Т. Л. Толстая прожила в доме родителей многие годы, я уже это одно придает ее дневнику особенный интерес. Неизменно пользуясь любовью отца, она на протяжении десятилетий была его преданным другом и верной помощницей, причастной ко многим его творческим делом и общественным начинаниям.

Татьяна Львовна была щедро одаренным человеком – художницей, литератором, педагогом. Она была знакома с Тургеневым, Фетом, Стасовым, Страховым, Репиным, Ге, Кони, переписывалась с Григоровичем, Чеховым, Лесковым, Куприным, Вересаевым, Касаткиным, Танеевым, а в более поздние годы – с Ролланом, Буниным, Шаляпиным, Цветаевой и многими другими деятелями культуры, преклонявшимися перед Толстым и глубоко уважавшими преданную ему дочь. Бунин писал ей: «Целую Ваши ручки с большой любовью и родственностью: ведь вы, Толстые, истинно как родные были мне всю жизнь» Цит по кн.: Т. Л. Сухотина-Толстая, Воспоминания, «Художественная литература», М. 1976, стр. 25.7.
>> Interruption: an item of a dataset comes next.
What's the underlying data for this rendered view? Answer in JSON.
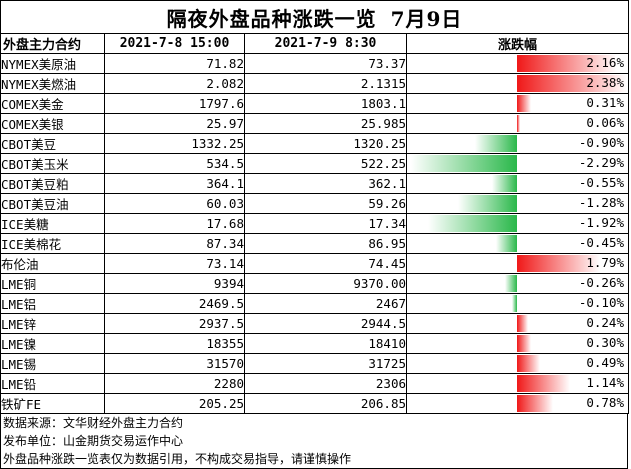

В дневнике мы встречаемся со многими из этих лиц, но главное, что нас интересует в нем, – это, конечно, сам Толстой, его личность, преломленная через восприятие столь близкого ему друга. Человек с литературными способностями, Татьяна Львовна рисует его облик ярко, правдиво, попутно воспроизводя жизненный уклад семьи, аромат яснополянского быта.
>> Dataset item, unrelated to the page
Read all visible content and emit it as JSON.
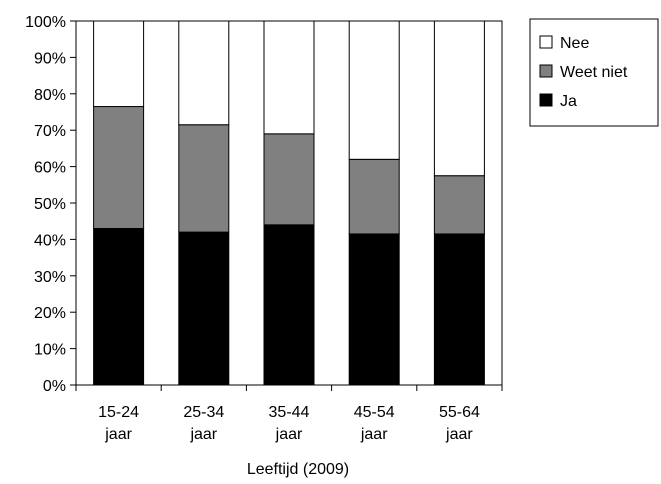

Дочь писателя вела свой дневник в те же годы, что и ее мать. Главное содержание дневника Софьи Андреевны – история ее семейной жизни, на фоне которой рисуется портрет Толстого и весь уклад яснополянского быта. В центре же дневника Татьяны Львовны – формирование и становление ее характера, ее личности под нравственным влиянием отца. Ее записи интересны тем, что из них видно, как под воздействием отца из обыкновенной девушки «вышло существо мыслящее и стремящееся к добру» 8.

Дневник – жанр субъективный, даже интимный. И поэтому вполне естественно, что его автор, особенно в молодые годы, сосредоточен на себе, на своих переживаниях и раздумьях.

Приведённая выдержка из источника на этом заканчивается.